Ah ha, our new Newspaper Spider-Man plot is under way, and its antagonist is … Ronan, The Accuser! This is as good an opportunity as any for me to remind you that, despite the fact that I have made my name as a “comics guy” and have a love of Mary Worth and Mark Trail veering into dangerously unironic territory, I find most superhero comics extremely dopey, not least because they feature villains named things like “Ronan, The Accuser,” (and sorry, purists, I have decided that comma is a canonical part of his name and will be using it in every reference from now on). As moronic as Ronan, The Accuser seems and as dumb as his conflict with Spider-Man will inevitably be, at least you have to respect the franchise-driven media marketing strategy that brought him to newspapers everywhere. After all, Guardians of the Galaxy Vol. 2 is coming out in a mere, uh, six months, and so we need to start building buzz now for when Ronan, The Accuser squares off against Peter Quill and our other heroes, just like he did in the first film, where they defeated him and he … uh … died? So he won’t be in the sequel? Man, Newspaper Spider-Man never misses an opportunity to not be useful in any way.
Haha, check out how grotesquely smug Jeff looks in panel three, because the only part of his life he has in order is strong-arming his wife into getting a job! This is some extremely relatable content right here. Marvin: come for the poop jokes, stay for the economic anxiety expressed through marital discomfort!
I am really enjoying JJJ’s world-weary expression in panel three here. It takes a lot of emotional energy pretending that it isn’t super obvious that Peter Parker and Spider-Man are the same person, you know? Like, Jonah may be a blowhard, but he’s not a moron. He just likes getting those Spider-Man pictures. The Spider-Man pictures sell papers, and he loves selling papers. The whole “SPIDER-MAN: THREAT OR MENACE?” pose was probably sincere, once, but now it’s a key part of his shtick, and he can’t give it up. It’s exhausting performing Comically Gruff Newsman all the time, guys. Exhausting. Just let him have a minute here.
Funky Winkerbean, 11/21/16
Hey guys, remember how our gang tracked down Starbuck Jones serial star Cliff Anger, and found out that, true to his name, he used to star in cliffhangers and also was angry all the time? Well, if you wanted some background on his perpetually steamed emotional state, good news: we’re about to get some fun anecdotes about how he’s super mad because his prison term derailed his movie career, or maybe about how he went to prison because of some act of violence driven by his uncontrollable temper. Either way, his new girlfriend seems drawn to his irrepressible bad boy nature.
Slylock Fox, 11/21/16
It’s really gotta disappoint Slylock to waste his time on human-on-human crime like this. This once-great species should be retraining and adapting to the new sentient beast-focused economy, not nonproductively stealing each other’s meager savings. Personally, I blame their culture: look at the media they consume, all full of violent power fantasies. Sad!

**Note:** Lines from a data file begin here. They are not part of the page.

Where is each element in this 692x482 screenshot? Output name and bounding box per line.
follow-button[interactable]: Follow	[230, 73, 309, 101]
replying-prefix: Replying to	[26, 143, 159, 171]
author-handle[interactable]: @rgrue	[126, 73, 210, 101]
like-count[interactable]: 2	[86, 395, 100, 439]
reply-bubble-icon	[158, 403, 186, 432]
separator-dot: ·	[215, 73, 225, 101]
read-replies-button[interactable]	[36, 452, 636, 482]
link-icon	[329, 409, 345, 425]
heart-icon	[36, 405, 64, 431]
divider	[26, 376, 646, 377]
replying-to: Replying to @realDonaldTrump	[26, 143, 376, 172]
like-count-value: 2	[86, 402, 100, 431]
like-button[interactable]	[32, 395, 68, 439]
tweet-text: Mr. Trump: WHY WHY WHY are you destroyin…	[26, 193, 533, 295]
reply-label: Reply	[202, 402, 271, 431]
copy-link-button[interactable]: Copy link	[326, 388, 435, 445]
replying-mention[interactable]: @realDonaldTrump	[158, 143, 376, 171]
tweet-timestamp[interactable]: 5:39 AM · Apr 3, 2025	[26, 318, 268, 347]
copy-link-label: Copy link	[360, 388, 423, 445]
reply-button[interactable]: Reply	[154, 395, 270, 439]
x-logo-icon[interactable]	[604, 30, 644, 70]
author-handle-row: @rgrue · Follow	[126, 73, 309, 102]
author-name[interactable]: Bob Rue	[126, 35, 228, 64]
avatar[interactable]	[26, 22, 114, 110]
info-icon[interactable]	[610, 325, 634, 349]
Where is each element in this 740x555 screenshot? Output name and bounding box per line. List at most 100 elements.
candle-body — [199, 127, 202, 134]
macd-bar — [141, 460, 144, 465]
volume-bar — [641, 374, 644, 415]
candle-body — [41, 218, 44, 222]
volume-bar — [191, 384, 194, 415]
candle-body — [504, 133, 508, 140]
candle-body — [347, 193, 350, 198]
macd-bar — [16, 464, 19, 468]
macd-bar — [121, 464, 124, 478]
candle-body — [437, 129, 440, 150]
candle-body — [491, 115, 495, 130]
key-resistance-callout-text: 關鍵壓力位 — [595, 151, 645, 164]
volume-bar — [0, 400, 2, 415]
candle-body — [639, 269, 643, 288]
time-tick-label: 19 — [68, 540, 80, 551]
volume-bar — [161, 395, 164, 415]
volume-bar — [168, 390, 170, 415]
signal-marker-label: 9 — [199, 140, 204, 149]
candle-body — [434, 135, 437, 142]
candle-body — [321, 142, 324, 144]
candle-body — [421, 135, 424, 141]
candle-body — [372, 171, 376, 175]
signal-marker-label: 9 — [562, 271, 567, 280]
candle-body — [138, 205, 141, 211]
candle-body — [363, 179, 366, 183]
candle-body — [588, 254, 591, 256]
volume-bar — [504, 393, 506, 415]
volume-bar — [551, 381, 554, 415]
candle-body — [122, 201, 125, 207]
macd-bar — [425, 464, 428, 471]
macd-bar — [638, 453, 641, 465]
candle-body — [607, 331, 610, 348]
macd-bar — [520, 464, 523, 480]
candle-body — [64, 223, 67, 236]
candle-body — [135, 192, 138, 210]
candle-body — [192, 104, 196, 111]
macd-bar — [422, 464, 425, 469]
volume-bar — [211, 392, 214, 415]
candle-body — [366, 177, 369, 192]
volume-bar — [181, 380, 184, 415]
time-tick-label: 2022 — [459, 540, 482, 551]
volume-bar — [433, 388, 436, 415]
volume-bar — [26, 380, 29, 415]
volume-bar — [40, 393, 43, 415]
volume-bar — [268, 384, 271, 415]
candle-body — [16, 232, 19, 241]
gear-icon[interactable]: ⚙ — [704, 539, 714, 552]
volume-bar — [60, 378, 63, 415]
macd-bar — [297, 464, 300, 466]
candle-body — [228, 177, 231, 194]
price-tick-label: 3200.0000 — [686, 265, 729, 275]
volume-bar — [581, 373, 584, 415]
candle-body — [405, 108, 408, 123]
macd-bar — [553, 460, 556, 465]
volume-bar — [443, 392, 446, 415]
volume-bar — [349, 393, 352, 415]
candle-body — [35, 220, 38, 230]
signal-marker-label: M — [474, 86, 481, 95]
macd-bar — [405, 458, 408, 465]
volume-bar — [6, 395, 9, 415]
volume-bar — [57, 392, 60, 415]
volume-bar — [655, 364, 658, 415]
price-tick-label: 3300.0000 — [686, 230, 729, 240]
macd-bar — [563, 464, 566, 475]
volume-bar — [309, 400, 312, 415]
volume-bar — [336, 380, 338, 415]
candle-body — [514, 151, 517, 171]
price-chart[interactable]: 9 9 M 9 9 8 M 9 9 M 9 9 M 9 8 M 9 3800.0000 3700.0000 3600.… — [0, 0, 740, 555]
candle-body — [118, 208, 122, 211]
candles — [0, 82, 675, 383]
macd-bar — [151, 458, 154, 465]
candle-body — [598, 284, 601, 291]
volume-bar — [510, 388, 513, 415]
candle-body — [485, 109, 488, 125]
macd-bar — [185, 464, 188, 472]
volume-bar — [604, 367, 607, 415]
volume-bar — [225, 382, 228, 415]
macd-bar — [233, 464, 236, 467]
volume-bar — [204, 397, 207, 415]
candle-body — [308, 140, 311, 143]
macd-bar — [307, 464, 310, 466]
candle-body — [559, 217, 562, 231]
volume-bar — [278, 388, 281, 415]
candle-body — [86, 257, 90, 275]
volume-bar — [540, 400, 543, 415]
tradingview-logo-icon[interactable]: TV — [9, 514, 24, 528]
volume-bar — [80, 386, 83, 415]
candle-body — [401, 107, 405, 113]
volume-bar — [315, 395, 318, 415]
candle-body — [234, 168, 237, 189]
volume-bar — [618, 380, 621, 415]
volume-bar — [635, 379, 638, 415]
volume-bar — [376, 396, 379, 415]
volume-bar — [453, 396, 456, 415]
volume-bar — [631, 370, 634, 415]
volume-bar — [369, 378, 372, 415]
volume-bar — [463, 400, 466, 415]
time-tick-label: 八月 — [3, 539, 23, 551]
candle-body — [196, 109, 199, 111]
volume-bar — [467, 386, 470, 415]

Marvin and Mother Goose and Grimm, 11/21/16
This Thanksgiving, let’s all give thanks for our wives. Wives, am I right? They’re, uh, bad? This seems … off message, but I guess it’s what we’re going with.
Yeah, uh, so, I didn’t mention it yesterday, but yesterday’s Marvin included Jeff’s mom telling him that his father was … back from the dead? I think my initial questions would be more general than Jeff’s, along the lines of “What?” and “How?” and “How are you dealing with this emotionally?” and “What kind of back-from-the-dead scenario are we talking about here, like a ghost, or a zombie, or a vampire, or a Frankenstein’s monster, or what?” But I don’t want to tell other people how to feel their feelings, so if Jeff wants to be all “His corpse, what was in my father’s coffin if not his CORPSE,” I support his emotional journey.
Mark Trail, 11/15/16
Oh, man, it looks like we misjudged that mean scary boar from a couple of weeks ago! He wasn’t mean or scary at all; he was just trying to get the hell off this exploding island, just like Mark and Abbey are. Too bad his species never developed boats, helicopters, emergency radios, or Coast Guards! Sucks to be him!
Mary Worth, 11/15/16
Welp, unlike Iris, Dawn definitely does not give a shit that Wilbur is leaving town for a year. “Sounds great! I’m loving life! This just gives me more opportunities to lounge around the house in my pinstriped pajamas and eat cookies! Hey, more cookies for me while you’re gone, you know? [cookie-eating noises]”
Do you think the bird-men of Shoe view festooning oneself with simulated mammalian hair — and leaving oneself open to the parasites specific to it — with particular disgust? That might explain why the Perfesser has blown right past the usual Goggle Eyes Of Horror straight into the Manic Grin Of Desperately Trying To Make A Joke Of This.